SM3/4 are required for use in certain places in China. RISC-V is popular in China, hence their inclusion in the RISC-V spec. My expectation is that SM3/4 will not likely ever be adopted outside China.
> Physical entropy source (with some variants to accommodate low profile variants)
There are no "variants" of the entropy source. There is one entropy source interface definition which is designed to scale across the many RISC-V implementation profiles. It's very different to x86/RDRAND which lots of people are used to.
That sounds like a pretty poor reason.
China could create the RISC-V SCE-China spec that extends RISC-V SCE with these, and call it a day, instead of requiring the rest of the world to waste transistors for something that's useless.
Certainly! As you can probably tell from my comment I'm not expert and I found it easy to follow.
I just wanted to post a summary for anyone who is interested but doesn't find time to go into details. I know that I myself often read this site on phone and I appreciate similar comments giving a tl;dr on more complex stories.
> There are no "variants" of the entropy source. There is one entropy source interface definition which is designed to scale across the many RISC-V implementation profiles. It's very different to x86/RDRAND which lots of people are used to.
Maybe I phrased it poorly but section "4.2. Entropy Source Requirements" states: "An implementation of the entropy source should meet at least one of the following requirements sets in order to be considered a secure and safe design". It then gives three options, one of which ("4.2.3 Virtual Sources: Security Requirement") states "A virtual source is not a physical entropy source" and "A virtual source traps access to the seed CSR, emulates it, or otherwise implements it without direct access to a physical entropy source.".

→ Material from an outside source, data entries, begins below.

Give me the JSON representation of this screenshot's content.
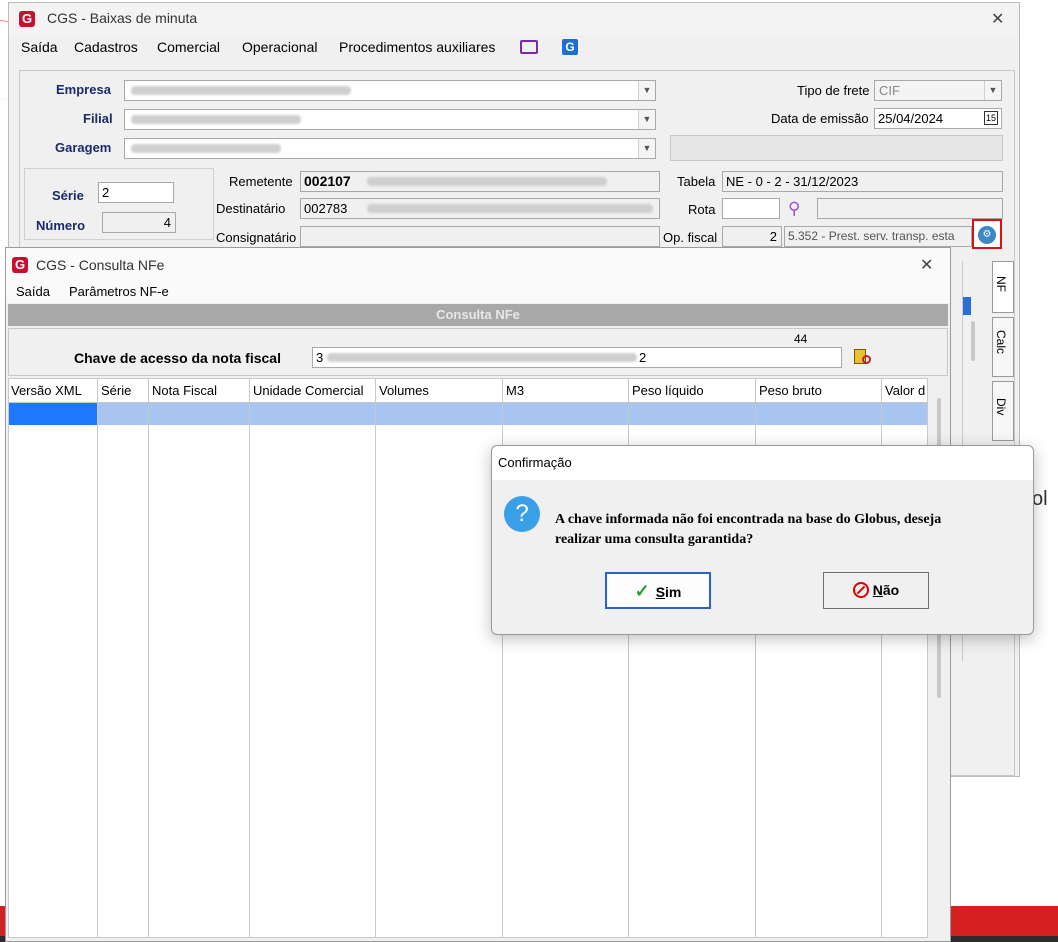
{
  "main_window": {
    "title": "CGS - Baixas de minuta",
    "close": "✕",
    "menu": [
      "Saída",
      "Cadastros",
      "Comercial",
      "Operacional",
      "Procedimentos auxiliares"
    ],
    "labels": {
      "empresa": "Empresa",
      "filial": "Filial",
      "garagem": "Garagem",
      "serie": "Série",
      "numero": "Número",
      "remetente": "Remetente",
      "destinatario": "Destinatário",
      "consignatario": "Consignatário",
      "tipo_frete": "Tipo de frete",
      "data_emissao": "Data de emissão",
      "tabela": "Tabela",
      "rota": "Rota",
      "op_fiscal": "Op. fiscal"
    },
    "values": {
      "serie": "2",
      "numero": "4",
      "remetente_code": "002107",
      "destinatario_code": "002783",
      "tipo_frete": "CIF",
      "data_emissao": "25/04/2024",
      "tabela": "NE - 0 - 2 - 31/12/2023",
      "op_fiscal_num": "2",
      "op_fiscal_desc": "5.352 - Prest. serv. transp. esta"
    },
    "tabs": [
      "NF",
      "Calc",
      "Div"
    ]
  },
  "nfe_window": {
    "title": "CGS - Consulta NFe",
    "close": "✕",
    "menu": [
      "Saída",
      "Parâmetros NF-e"
    ],
    "section_header": "Consulta NFe",
    "key_label": "Chave de acesso da nota fiscal",
    "key_value_start": "3",
    "key_value_end": "2",
    "key_length": "44",
    "columns": [
      "Versão XML",
      "Série",
      "Nota Fiscal",
      "Unidade Comercial",
      "Volumes",
      "M3",
      "Peso líquido",
      "Peso bruto",
      "Valor d"
    ]
  },
  "dialog": {
    "title": "Confirmação",
    "message_line1": "A chave informada não foi encontrada na base do Globus, deseja",
    "message_line2": "realizar uma consulta garantida?",
    "yes_rest": "im",
    "yes_key": "S",
    "no_rest": "ão",
    "no_key": "N"
  },
  "background": {
    "partial_text": "ol"
  },
  "colors": {
    "brand_red": "#c8102e",
    "selection_blue": "#1e78ff",
    "row_highlight": "#a8c4f0",
    "dialog_icon": "#39a0e8"
  }
}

My interpretation is that there is indeed a single interface (CSR) however the hardware implementation could be both real physical entropy source or a CSPRNG. And presumably the latter is more likely on low-end devices.
Please let me know if I'm getting this wrong.
I don't know whether I resent crypto because it gets the cool instructions at low latency because it's so important, or whether I love it due to the fact that even the "leavings at the crypto table" are computationally useful.
Base RISCV even lacks CLZ/popcount -- so it's a step backward from other popular architectures.
That said the stuff in bitmanip and crypto looks pretty good, so if they actually end up in chips that will be nice. On the other hand it's not clear how much awesome code will get written really exploiting them when they aren't everywhere-- which is probably why we're in this situation to begin with.
Agreed that stuff like CLZ/popcount/rotate etc should not be tucked away in a weird extension. I'm a bit alarmed at RISC-V's tendency to fragment into a gazillion subsets (the argument is that it's better to at least define the subsets rather than have a nightmare of incompatible and overlapping extensions, but still).